Between July 20, 2020, and June 24, 2023, Microsoft exposed a vast trove of data to the public web through a GitHub public repository. Cloud security company Wiz discovered and reported the issue to Microsoft on June 22, 2023, and the company invalidated its insecure token two days later. The incident is only being disclosed to the public now, as Wiz unveiled the security ordeal on its official blog.

By incorrectly using a feature of the Azure platform known as Shared Access Signature (SAS) tokens, Wiz researchers say Microsoft accidentally exposed 38 terabytes of private data on the robust-models-transfer GitHub repository. The archive was used to host open source code and AI models for image recognition, and Microsoft AI researchers were sharing their files through an excessively permissive SAS token.

SAS tokens provide a way to share signed URLs to grant granular access to data hosted on Azure Storage instances. The access level can be customized by the user, and the particular SAS token employed by Microsoft researchers was pointing at a misconfigured Azure storage bucket containing loads of sensitive data.

Besides training data for its AI models, Microsoft exposed a disk backup of two employees' workstations, according to Wiz. The backup included "secrets," private cryptographic keys, passwords, and over 30,000 internal Microsoft Teams messages belonging to 359 Microsoft employees. A total of 38 TB of private files could have been accessed by anyone, at least until Microsoft revoked the dangerous SAS token on June 24, 2023.

Despite their usefulness, SAS tokens pose a security risk due to a lack of monitoring and governance.
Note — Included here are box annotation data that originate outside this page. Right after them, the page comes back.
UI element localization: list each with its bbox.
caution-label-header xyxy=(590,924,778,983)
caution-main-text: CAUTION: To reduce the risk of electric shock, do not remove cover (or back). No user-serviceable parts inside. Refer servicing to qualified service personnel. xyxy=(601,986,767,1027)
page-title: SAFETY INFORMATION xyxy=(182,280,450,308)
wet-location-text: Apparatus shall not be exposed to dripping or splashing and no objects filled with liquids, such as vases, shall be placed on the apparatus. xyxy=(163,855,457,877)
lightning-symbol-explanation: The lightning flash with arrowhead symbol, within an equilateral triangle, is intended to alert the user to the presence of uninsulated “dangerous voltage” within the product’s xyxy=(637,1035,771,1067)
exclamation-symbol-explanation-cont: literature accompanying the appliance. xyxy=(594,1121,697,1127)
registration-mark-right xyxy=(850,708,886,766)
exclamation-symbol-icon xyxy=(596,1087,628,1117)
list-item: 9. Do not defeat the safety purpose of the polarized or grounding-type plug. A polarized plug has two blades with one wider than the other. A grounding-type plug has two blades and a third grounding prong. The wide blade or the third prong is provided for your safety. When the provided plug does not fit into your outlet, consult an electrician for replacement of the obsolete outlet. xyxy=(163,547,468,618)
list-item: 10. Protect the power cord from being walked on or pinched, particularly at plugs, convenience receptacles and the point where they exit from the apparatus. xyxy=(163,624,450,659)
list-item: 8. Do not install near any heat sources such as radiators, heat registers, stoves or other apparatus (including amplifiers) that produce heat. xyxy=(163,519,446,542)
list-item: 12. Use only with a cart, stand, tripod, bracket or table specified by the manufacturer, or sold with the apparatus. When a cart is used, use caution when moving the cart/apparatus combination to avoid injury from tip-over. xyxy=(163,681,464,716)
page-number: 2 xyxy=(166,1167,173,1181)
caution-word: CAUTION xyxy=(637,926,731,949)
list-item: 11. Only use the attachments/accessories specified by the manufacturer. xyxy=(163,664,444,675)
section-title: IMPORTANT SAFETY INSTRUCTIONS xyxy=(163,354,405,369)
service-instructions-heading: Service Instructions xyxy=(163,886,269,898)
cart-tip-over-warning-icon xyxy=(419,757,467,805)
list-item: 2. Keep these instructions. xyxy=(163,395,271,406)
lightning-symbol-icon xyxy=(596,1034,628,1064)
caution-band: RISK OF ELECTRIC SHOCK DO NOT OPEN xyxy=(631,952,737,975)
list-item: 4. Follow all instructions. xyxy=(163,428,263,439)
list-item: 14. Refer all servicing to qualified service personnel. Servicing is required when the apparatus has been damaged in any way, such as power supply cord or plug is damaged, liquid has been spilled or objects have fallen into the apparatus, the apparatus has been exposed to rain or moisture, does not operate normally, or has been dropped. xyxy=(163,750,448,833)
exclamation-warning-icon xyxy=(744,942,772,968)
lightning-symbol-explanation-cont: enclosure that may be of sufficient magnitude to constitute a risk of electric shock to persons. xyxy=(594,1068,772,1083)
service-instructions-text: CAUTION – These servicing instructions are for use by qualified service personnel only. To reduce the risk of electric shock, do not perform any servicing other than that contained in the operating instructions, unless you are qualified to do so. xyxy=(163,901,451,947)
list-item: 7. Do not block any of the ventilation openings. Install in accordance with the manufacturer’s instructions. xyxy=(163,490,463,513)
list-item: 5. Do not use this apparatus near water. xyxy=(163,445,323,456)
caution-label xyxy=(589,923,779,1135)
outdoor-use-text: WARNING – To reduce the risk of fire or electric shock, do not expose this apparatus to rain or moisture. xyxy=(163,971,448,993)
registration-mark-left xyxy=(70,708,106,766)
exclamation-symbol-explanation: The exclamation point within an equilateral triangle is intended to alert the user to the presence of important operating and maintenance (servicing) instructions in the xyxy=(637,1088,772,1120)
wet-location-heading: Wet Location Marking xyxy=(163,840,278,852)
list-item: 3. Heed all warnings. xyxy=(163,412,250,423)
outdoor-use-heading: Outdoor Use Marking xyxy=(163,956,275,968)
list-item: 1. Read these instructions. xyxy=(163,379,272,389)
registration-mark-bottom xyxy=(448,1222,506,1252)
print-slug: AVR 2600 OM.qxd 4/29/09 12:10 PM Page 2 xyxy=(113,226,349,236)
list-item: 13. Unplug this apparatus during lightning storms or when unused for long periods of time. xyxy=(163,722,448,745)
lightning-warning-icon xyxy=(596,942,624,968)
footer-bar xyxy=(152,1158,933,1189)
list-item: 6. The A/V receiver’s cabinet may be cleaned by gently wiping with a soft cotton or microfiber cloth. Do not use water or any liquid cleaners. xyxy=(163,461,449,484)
Wiz says that their usage should be "as limited as possible," as the tokens are hard to track because Microsoft doesn't provide a centralized way to manage them through the Azure portal.

Furthermore, SAS tokens can be configured to last "effectively forever," as Wiz explains. The first token that Microsoft committed to its AI GitHub repository was added on July 20, 2020, and it remained valid until October 5, 2021. A second token was subsequently added to GitHub, with an expiration date set for October 6, 2051.

Microsoft's multi-terabyte incident highlights the risks associated with AI model training, according to Wiz. This emerging technology requires "large sets of data to train on," the researchers explain, with many development teams handling "massive amounts of data," sharing it with their peers, or collaborating on public open-source projects. Instances like Microsoft's are becoming "increasingly hard to monitor and avoid."

Permalink to story.

I say we should just eliminate passwords altogether and also permit the small AI's in our future Windows operating systems to share our hard disks across the Web and the "cloud", so that the Big AI's could be trained properly, because training AI's is the best thing that ever happend to the human race. After all, what do you have to hide?

PS: and also be charged a montly fee for the priviledge of being allowed to train AI's
So, if this was data for training AI in image generation, does that mean that some of that 38TB could have been other peoples copyrighted photos that they scraped off the internet?